Tilman Logging lance Tigercat dans le centre-sud des forêts de Virginie (Southern Loggin’ Times, mai 1993)

Un nouvel arrivant essaie de se tailler une place dans la filière bois du centre-sud de la Virginie et, selon Ed Tilman, propriétaire de Tilman Logging Inc., basé ici, avec l'abatteuse-façonneuse 726 de Tigercat, la qualité est de...

Cet article a été initialement publié dans Southern Loggin’ Times, mai 1993. Reproduction autorisée.

Par Jennifer McCary

POWHATAN, Va – « C’est une machine de précision », affirme Tilman avec conviction. « Ce qui vend le produit c’est la direction rapide », ajoute-t-il, en comparant sa direction par levier à celle d’un débardeur Caterpillar. Mais la liste des attributs des engins, selon l’exploitant expert en mécanique, ne s’arrête pas là. « Elle a plus de puissance de moteur, est plus basse, et plus robuste. »

L’abatteuse-façonneuse, présentée en 1992, est créée et conçue principalement pour le marché du sud-est par Tigercat Equipment, Inc., Cambridge, Ontario, Canada.
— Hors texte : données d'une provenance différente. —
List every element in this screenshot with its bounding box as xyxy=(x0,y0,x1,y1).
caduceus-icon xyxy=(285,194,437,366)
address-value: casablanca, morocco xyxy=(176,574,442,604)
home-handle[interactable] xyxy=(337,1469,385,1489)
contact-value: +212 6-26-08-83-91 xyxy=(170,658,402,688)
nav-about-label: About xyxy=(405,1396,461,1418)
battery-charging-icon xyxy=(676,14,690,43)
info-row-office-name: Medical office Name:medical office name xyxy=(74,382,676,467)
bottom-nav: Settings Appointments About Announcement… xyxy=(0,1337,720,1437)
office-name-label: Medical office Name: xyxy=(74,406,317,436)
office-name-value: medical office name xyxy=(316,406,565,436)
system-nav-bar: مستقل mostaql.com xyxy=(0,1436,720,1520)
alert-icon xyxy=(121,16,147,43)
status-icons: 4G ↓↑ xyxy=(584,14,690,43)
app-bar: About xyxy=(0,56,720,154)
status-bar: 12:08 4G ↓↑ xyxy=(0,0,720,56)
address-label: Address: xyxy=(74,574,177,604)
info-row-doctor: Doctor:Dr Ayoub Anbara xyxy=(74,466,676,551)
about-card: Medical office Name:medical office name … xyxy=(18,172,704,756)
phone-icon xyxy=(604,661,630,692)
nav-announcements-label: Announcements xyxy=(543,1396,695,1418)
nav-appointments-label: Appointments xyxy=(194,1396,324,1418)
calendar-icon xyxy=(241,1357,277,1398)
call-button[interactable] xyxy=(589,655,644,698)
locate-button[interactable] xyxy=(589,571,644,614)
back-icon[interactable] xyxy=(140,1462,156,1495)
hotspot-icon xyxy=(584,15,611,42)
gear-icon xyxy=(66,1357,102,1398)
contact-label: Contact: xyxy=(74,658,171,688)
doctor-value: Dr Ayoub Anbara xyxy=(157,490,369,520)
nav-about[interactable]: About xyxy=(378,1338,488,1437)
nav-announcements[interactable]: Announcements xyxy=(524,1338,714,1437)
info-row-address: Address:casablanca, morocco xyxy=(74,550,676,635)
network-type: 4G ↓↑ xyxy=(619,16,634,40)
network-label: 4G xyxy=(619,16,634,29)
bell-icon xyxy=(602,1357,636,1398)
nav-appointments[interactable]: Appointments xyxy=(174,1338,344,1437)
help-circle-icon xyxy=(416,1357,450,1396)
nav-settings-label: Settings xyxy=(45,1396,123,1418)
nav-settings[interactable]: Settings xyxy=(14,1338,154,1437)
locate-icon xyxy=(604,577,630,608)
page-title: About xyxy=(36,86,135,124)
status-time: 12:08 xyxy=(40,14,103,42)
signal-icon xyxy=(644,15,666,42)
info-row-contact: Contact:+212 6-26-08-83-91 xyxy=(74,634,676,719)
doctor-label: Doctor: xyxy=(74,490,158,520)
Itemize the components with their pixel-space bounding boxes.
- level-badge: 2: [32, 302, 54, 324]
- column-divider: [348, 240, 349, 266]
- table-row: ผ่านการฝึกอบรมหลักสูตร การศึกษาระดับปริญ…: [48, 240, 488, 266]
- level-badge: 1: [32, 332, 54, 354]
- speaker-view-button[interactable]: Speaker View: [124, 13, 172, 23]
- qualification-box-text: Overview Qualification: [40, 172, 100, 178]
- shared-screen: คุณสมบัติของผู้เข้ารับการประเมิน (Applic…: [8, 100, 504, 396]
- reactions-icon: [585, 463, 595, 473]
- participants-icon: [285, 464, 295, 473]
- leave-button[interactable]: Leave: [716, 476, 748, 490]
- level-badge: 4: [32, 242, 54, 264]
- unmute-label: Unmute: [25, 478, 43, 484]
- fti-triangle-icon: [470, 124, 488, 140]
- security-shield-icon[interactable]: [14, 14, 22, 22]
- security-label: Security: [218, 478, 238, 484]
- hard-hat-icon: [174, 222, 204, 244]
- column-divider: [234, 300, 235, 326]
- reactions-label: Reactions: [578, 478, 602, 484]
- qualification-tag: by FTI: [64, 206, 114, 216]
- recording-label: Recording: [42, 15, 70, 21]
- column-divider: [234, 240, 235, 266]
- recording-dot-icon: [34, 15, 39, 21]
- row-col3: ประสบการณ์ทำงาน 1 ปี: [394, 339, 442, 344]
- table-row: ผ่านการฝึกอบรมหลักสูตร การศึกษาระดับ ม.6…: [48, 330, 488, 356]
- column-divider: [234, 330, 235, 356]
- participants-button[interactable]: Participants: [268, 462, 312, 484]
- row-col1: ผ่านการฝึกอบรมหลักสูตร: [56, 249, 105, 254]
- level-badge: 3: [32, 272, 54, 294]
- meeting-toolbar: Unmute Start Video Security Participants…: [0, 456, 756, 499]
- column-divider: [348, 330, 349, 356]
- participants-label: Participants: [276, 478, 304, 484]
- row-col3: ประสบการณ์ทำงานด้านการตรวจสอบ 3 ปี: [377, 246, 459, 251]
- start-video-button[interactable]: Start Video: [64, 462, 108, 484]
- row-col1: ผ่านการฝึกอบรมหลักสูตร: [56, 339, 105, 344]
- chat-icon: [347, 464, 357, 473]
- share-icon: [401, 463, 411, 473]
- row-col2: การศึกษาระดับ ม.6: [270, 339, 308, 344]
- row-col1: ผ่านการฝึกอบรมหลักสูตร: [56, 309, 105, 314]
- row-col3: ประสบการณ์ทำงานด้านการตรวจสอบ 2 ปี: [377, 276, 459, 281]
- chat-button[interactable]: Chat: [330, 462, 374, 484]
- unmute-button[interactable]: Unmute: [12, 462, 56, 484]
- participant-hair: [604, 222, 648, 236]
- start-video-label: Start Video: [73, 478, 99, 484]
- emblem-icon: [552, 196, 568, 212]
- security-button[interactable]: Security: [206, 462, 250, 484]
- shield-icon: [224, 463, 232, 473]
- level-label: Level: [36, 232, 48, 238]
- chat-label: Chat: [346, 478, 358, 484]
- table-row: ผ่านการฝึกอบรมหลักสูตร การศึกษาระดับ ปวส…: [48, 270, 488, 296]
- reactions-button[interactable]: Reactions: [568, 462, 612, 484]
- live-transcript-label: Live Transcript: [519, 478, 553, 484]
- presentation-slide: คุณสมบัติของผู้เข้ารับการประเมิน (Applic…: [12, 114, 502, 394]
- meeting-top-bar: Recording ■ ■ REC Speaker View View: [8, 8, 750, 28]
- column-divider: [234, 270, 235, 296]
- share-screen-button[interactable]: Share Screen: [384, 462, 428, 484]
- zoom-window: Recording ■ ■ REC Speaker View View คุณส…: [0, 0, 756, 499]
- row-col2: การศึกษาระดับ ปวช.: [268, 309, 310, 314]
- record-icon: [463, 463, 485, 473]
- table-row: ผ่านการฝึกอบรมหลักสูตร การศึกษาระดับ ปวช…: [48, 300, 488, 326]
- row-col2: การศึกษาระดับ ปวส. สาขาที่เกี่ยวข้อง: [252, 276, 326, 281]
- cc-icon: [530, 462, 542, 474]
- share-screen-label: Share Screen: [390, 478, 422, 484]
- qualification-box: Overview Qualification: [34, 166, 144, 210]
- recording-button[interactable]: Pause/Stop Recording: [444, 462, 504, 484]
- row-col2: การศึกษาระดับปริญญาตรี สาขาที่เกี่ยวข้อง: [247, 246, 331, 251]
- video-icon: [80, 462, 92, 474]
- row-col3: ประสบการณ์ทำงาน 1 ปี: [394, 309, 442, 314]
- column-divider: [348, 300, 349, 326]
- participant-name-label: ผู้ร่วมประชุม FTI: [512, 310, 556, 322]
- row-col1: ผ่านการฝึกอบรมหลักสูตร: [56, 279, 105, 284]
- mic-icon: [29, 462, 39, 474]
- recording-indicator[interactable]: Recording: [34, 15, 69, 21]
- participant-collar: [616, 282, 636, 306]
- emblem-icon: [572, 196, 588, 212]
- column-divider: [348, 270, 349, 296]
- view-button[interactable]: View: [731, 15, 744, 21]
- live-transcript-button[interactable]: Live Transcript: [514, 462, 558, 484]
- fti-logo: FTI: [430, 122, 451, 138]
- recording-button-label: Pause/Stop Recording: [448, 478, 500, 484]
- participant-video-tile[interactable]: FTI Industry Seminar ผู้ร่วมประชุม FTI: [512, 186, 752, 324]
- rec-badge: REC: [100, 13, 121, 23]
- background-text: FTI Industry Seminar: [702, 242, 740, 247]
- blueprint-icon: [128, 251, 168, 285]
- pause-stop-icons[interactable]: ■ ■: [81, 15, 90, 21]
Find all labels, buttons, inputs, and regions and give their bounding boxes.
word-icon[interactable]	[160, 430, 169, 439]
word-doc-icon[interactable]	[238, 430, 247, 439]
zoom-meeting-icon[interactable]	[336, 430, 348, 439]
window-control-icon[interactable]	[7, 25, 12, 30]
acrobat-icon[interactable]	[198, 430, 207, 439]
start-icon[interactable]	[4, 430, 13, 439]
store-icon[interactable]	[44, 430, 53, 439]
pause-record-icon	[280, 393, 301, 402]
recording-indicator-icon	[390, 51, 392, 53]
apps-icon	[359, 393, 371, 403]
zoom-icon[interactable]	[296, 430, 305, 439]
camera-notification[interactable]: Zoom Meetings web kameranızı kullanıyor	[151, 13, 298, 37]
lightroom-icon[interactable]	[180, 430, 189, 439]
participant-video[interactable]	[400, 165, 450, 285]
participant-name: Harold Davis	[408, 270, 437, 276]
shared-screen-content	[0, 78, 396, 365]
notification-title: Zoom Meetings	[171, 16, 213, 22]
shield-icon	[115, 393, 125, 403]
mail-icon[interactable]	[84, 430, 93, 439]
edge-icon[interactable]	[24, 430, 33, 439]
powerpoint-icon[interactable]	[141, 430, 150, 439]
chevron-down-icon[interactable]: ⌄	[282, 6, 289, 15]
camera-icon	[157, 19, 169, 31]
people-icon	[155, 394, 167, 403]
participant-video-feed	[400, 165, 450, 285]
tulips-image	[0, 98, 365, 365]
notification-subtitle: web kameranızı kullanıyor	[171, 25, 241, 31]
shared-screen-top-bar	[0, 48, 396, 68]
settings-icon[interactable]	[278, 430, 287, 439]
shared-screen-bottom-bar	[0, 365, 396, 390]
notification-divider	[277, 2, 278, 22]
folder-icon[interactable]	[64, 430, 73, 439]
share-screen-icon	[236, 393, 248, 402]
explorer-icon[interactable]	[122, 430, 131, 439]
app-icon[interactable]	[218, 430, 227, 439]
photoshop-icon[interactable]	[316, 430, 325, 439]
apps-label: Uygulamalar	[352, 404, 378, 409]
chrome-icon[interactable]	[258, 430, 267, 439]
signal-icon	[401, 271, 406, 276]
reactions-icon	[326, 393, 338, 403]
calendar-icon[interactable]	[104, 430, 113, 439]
La fabrication des composants en acier est sous-traitée à MacDonald Steel, Ltd., qui a fabriqué des équipements Caterpillar durant de nombreuses années. Le design intègre également des composants facilement accessibles et fabriqués en série, plutôt que des pièces exclusives.

Tilman, qui a étudié en profondeur le travail de la machine avant de l’acheter en janvier, en cite quelques-uns qui sont révélateurs de la qualité intégrée à la machine. Il s’agit notamment des pompes Rexroth, une pompe hydrostatique sur le châssis et une pompe dédiée sur le système de scie ; des essieux John Deere, du moteur Caterpillar 3116TA (turbocompressé, refroidisseur d’admission), et des roulements à rouleaux coniques Timkin en section centrale (au lieu des bagues standard).

À propos du composant Timkin contenant des bagues de réception, Tilman dit : « Il (l’articulation centrale) ne s’use pas. Tout ce que vous devez faire c’est retirer quelques cales et le réparer. C’est l’une de ces choses qui durera 25 000 heures sans qu’il n’y ait besoin de faire quoi que ce soit ! ». Les réparations de la section centrale, souligne-t-il, sont coûteuses.

Le moteur 3116 offre 195 ch à 2200 tr/min, 3000 tr/mn de moins que le moteur Cummins 177 ch sur une abatteuse-empileuse que Tigercat a remplacée. En conséquence, la consommation de carburant est de 38 litres de moins par jour, selon l’opérateur. L’engrenage inférieur permet une baisse moindre de l’essieu, de sorte que la machine maintient la vitesse au sol, « sans accrochages et sans secousses », dit Tilman, même sur les collines ou dans des conditions humides. Les pneus sont des Firestones 28×126.

Les bras de levage sont plus proches de l’essieu avant, ce qui offre plus de stabilité à l’unité. Les vérins identiques pour l’inclinaison et le bras de levage sont plus robustes pour soulever et transporter de plus gros troncs. Les deux broches de 1,27 cm fixent les bras de levage tandis que trois broches de 0,63 cm sont utilisées dans la section centrale articulée.

En plus du Tigercat, qui est équipé d’une scie Koehring, Tilman possède également une abatteuse-empileuse à trois roues motrices 91 Valmet. Selon lui, cette combinaison est idéale pour effectuer des éclaircies et des coupes totales. Sur une coupe totale, les deux machines fonctionnent de manière indépendante pour récolter le peuplement. Dans les travaux d’éclaircie, le Tigercat plus grand coupe les rangées et l’engin agile à trois roues suit derrière pour affiner les rangées.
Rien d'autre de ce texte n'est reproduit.